The museum purchased a 1920s brick cotton gin building that B.B. himself worked in as a young man, and created a striking modern building around it, made from finished wood and brushed steel. It opened it’s doors in 2008, with a grand ceremony attended by Mr. King and many members of his family.
Inside the museum, the first stop is to watch a short movie that both takes the viewer to a recent show of King’s, and on his tour bus, where he drives to a forgotten piece of Mississippi Delta farmland, as per the audio instructions recorded by his father, that he believes to be the place of his birth. “I would give anything to have a picture of my mother,” laments King. Inside the museum lies a vast, intricate and interesting set of displays that seamlessly mesh with one another. The exhibits eloquently tie with both the timeline of King’s long and accomplished life, and with the changing greater world around him. Early sets display tools, pictures, and artifacts from life in the Mississippi delta during the 1920s and 30s, portraying the brutal conditions worked by sharecroppers as they picked cotton from “kin ’til kint”, as B.B. says. In other words, from the time they “kin” see the sunrise to the time they “kint” see the sun any more. Life in the delta was hard, but Saturdays were a time of freedom from the work, a time where the people congregated in the streets and in dance halls, house parties and Juke Joints. A picture of the famous Po Monkey’s Juke Joint in Merigold, Mississippi is plastered across an entire display wall. Pictures of a crowded Front Street in Indianola, a street just a few blocks away from the state-of-the-art museum, are framed on the walls with stories of how B.B. would play on the streets those Saturday nights, honing his craft. Interesting pieces of history are on display from Beale Street in the 1940s — when King broke the smokestack of his employer’s tractor and, fearing what the man might do, fled to Memphis to carve out a living making music on Beale Street. In true Riley King style, he came back later to pay for the damage to the tractor.

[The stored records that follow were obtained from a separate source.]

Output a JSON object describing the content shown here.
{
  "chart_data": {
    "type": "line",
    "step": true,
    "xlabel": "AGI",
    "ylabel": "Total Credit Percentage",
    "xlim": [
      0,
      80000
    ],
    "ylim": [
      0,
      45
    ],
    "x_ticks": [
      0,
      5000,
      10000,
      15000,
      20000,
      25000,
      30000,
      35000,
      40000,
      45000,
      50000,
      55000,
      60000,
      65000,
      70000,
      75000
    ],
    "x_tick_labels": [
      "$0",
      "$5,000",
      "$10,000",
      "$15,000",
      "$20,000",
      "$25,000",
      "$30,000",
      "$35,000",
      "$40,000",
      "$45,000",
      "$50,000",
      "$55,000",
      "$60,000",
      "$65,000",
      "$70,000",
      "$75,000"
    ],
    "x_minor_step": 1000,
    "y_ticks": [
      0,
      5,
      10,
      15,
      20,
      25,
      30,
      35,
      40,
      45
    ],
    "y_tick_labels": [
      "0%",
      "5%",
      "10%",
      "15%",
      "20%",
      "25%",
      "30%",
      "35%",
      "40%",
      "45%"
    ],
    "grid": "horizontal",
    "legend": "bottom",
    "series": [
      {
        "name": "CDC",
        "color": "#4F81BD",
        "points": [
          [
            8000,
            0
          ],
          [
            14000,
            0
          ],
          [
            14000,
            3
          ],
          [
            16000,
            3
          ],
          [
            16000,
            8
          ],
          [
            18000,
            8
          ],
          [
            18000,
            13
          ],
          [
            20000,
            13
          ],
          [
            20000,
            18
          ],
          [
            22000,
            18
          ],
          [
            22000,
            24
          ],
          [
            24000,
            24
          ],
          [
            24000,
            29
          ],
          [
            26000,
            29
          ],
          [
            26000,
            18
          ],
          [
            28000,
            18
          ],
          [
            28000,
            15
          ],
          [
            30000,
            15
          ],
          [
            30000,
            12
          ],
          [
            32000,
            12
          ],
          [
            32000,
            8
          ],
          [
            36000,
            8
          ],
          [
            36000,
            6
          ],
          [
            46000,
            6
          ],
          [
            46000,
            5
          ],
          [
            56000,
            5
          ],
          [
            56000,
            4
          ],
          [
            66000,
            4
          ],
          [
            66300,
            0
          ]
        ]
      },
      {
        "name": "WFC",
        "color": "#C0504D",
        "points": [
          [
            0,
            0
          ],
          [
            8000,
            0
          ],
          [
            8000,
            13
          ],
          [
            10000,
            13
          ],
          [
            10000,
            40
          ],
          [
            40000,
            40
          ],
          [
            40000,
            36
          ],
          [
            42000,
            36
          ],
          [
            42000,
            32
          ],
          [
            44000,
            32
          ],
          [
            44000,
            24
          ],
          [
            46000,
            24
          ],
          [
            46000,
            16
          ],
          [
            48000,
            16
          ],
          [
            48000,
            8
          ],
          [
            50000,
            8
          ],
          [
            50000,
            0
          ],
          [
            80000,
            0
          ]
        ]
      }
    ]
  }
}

As the life of B.B. Progresses, so, too does the world. B.B.’s rise to prominence in the 50s gave way to the civil rights movement, Soul music, and a strong, steady growth in B.B.’s popularity as he traveled the globe with his own distinct style of blues. Stories follow B.B.’s marriages, divorces, successes and road troubles, always with a strong eye towards the genuinely good and endearing international superstar that B.B. is and has always been.
The museum piece ends with an extremely fitting final quote from B.B., “I had never heard the word ‘superstar’ but when I think about it today, I was a superstar tractor driver. I loved it.” Though a stroll through the museum feels like mere minutes, it’s easy to get lost for hours in the many exhibits and fascinating snapshot of both life in the Mississippi Delta and the long career of the king of the blues. The state-of-the-art center is worth a pilgrimage to, and is a fine celebration of one of our greatest musical treasures.